Q3. In the United States, the labor share has been shrinking, and this is also the case in Japan. An ILL report stated the financialization of the economy was behind this. In Japan, there has always been a discussion about the various stakeholders, but do you think with corporate governance reforms and the emphasis on profits, would that make it more difficult to raise wages? Do you think the emphasis on profitability and the push towards greater financialization would have an impact on Japanese wage increases?
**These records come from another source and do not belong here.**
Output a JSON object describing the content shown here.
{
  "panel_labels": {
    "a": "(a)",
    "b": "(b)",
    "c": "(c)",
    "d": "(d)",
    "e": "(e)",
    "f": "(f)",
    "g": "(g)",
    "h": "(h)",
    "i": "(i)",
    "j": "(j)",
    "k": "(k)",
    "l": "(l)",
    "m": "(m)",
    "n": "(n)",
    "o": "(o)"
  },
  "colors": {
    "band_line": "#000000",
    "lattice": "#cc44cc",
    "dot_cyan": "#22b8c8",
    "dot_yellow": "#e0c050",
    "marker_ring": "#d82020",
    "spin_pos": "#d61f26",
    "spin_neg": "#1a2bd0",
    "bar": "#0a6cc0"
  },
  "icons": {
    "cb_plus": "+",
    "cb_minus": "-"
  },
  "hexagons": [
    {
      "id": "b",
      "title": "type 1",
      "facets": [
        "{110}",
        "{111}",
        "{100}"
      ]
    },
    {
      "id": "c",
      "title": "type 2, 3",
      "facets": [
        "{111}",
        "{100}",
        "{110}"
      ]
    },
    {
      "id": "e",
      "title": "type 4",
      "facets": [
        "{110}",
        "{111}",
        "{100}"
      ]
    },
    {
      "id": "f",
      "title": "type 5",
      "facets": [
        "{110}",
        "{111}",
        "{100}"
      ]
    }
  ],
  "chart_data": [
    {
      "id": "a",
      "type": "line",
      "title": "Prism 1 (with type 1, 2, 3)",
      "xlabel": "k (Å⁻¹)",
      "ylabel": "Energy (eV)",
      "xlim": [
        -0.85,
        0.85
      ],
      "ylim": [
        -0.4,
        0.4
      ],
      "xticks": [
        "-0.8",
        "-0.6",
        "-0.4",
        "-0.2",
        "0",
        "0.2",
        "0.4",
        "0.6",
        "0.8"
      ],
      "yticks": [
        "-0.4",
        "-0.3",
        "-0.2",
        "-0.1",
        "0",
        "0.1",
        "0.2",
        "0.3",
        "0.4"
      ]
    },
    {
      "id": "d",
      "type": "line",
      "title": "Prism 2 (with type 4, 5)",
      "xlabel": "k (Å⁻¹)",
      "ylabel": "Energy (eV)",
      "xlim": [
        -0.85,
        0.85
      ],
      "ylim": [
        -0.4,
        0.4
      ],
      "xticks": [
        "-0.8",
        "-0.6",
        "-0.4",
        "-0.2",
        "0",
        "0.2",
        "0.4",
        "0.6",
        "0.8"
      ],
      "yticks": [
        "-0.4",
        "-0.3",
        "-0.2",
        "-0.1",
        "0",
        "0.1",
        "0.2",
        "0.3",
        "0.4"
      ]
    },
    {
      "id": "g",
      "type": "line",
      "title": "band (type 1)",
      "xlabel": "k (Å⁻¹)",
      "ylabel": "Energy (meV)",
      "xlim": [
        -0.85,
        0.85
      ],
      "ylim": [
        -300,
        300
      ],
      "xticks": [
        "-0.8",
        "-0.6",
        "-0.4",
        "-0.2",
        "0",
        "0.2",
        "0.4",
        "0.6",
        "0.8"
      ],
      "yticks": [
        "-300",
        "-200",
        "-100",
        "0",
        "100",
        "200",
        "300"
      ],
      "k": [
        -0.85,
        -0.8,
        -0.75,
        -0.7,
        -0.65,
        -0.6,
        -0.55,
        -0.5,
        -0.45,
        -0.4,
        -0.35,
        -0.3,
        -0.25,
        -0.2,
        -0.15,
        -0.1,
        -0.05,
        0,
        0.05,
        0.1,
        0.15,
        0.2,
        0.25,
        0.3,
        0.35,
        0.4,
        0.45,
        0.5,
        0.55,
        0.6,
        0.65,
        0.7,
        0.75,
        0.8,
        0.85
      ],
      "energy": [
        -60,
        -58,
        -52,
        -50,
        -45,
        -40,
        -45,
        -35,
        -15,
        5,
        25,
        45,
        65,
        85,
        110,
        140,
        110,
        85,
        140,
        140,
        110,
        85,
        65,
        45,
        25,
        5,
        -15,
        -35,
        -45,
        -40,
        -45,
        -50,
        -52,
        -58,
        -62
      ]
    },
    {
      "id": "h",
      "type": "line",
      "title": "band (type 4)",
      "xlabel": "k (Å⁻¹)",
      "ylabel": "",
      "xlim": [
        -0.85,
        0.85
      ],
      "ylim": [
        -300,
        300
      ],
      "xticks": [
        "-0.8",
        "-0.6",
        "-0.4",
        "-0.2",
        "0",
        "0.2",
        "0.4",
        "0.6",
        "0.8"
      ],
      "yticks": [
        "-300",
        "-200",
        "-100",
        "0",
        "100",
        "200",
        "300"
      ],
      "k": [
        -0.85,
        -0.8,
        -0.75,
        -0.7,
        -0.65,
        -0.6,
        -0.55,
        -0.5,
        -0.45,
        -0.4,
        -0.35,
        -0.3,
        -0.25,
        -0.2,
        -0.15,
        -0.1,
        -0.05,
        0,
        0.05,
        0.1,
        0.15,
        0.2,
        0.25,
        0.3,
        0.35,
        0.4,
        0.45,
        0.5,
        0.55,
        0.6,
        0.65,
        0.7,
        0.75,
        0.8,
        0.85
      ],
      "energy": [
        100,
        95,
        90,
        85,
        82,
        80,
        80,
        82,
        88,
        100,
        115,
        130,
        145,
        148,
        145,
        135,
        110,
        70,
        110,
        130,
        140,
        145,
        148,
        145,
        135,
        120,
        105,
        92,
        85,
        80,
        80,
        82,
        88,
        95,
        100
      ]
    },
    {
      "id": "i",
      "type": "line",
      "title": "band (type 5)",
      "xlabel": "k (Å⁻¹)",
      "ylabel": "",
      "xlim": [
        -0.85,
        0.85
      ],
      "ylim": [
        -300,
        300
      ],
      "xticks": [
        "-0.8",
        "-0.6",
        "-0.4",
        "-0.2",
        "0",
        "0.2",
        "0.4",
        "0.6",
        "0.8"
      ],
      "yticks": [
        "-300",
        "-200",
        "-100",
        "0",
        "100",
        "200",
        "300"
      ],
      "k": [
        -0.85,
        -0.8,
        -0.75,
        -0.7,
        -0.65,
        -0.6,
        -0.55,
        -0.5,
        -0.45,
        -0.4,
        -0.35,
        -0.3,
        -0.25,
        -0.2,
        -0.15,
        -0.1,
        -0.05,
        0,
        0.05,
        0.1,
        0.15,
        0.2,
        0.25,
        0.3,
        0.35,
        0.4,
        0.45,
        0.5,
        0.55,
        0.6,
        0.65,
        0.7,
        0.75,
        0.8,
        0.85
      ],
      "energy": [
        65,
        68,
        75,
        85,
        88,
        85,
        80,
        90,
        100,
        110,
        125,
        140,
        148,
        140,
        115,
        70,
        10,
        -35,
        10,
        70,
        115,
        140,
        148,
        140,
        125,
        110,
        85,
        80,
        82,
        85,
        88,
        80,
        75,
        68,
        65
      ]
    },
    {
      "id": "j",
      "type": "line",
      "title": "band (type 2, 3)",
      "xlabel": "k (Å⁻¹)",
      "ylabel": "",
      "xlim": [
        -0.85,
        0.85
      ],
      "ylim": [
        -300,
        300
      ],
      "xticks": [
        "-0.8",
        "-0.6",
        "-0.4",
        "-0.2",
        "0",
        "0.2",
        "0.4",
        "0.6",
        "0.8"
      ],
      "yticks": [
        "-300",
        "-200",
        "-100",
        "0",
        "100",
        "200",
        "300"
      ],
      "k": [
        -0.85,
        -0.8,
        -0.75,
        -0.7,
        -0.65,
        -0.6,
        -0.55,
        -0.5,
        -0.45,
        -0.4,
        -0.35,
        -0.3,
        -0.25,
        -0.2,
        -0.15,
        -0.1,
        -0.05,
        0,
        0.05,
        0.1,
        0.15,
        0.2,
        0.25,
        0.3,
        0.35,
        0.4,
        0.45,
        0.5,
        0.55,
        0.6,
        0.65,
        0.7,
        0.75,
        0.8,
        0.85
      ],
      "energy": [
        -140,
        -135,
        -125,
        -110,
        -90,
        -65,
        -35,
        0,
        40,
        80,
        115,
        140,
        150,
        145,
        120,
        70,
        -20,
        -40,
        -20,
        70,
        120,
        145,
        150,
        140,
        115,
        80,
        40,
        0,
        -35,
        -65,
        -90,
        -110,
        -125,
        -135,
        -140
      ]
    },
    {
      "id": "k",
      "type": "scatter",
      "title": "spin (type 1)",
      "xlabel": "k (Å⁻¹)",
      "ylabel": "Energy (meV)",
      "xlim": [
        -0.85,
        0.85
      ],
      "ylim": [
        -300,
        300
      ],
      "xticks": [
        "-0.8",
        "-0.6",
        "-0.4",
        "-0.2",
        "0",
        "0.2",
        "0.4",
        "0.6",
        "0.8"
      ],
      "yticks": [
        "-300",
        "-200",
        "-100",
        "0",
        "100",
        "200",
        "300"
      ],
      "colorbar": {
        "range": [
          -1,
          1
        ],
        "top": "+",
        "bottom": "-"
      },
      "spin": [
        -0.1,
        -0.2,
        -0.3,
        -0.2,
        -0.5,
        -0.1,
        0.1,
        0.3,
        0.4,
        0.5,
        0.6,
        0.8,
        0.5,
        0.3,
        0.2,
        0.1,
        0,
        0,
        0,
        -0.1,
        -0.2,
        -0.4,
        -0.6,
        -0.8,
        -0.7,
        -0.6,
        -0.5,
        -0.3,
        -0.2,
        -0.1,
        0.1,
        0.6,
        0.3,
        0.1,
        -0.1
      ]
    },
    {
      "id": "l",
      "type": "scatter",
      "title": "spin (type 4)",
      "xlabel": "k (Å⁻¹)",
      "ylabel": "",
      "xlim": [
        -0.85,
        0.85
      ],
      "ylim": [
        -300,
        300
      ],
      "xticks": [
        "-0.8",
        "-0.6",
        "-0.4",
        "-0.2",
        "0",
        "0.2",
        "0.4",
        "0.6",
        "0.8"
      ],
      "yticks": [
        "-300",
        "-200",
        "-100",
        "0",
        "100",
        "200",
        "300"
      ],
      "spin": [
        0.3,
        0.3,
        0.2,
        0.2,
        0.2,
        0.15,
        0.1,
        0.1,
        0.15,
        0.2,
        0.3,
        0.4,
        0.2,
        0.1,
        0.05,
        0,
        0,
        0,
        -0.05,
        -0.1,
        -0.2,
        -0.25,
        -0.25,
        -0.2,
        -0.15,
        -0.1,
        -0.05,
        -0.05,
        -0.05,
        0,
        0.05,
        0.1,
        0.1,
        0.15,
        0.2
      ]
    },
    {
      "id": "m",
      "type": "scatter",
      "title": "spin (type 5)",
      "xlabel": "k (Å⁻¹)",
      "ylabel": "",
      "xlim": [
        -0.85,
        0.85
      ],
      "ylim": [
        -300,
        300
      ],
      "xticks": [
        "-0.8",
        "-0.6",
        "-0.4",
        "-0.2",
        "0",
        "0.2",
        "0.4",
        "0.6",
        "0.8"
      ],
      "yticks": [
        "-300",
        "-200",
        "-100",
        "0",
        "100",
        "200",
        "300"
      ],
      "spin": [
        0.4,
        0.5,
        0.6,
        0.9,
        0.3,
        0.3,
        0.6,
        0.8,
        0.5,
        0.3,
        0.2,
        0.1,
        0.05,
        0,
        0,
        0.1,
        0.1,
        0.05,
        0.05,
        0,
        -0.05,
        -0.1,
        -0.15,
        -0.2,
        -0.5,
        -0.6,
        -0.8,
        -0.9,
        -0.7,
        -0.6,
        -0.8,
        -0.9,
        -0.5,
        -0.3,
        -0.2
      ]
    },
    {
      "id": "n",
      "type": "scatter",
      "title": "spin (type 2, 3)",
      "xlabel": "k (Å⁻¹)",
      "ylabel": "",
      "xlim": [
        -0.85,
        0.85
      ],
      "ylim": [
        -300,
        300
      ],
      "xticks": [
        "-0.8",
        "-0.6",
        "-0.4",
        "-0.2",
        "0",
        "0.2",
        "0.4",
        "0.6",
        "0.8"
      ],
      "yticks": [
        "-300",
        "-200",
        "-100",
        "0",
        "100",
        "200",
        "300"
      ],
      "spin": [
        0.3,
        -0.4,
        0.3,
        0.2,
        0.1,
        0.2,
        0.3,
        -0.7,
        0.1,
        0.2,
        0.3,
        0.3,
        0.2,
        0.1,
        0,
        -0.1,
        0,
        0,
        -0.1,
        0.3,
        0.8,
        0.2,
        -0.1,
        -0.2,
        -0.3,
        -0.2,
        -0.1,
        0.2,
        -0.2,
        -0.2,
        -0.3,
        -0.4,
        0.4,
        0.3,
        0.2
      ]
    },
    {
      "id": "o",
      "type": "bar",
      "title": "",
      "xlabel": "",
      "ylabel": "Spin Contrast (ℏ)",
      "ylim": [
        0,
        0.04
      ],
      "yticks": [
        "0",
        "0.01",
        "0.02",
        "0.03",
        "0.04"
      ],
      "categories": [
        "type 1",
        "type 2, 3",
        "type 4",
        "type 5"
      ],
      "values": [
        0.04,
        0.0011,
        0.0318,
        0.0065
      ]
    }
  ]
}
I must admit I haven't studied this in great detail. I think that the corporate governance reform in Japan is probably going to initially strengthen what you call financialization by focusing on share buybacks, mergers and acquisitions, using capital to acquire businesses, and the like. Initially not much pressure to raise wages will exist. Will increased financialization make it more difficult to raise wages? I don't think so. I think that once it is understood that this mechanism is meant to create wage price pressure and not shift profits down, shareholders will accept it.
In the historical context, when the yen has moved, profits have gone through the roof. It is normal for these profits to move to wages and investment. I think enterprises are sitting on a cushion of profitability that can be deployed to raise wages, etc.
There may be a constituency for the implementation of labor market reform. From an enterprise perspective, increasing the share of the labor force that is working under flexible contracts would be win-win for corporations and for labor. It would allow corporations to invest more in human capital but still have the security of being able to lay off these workers.
*This summary was compiled by RIETI Editorial staff.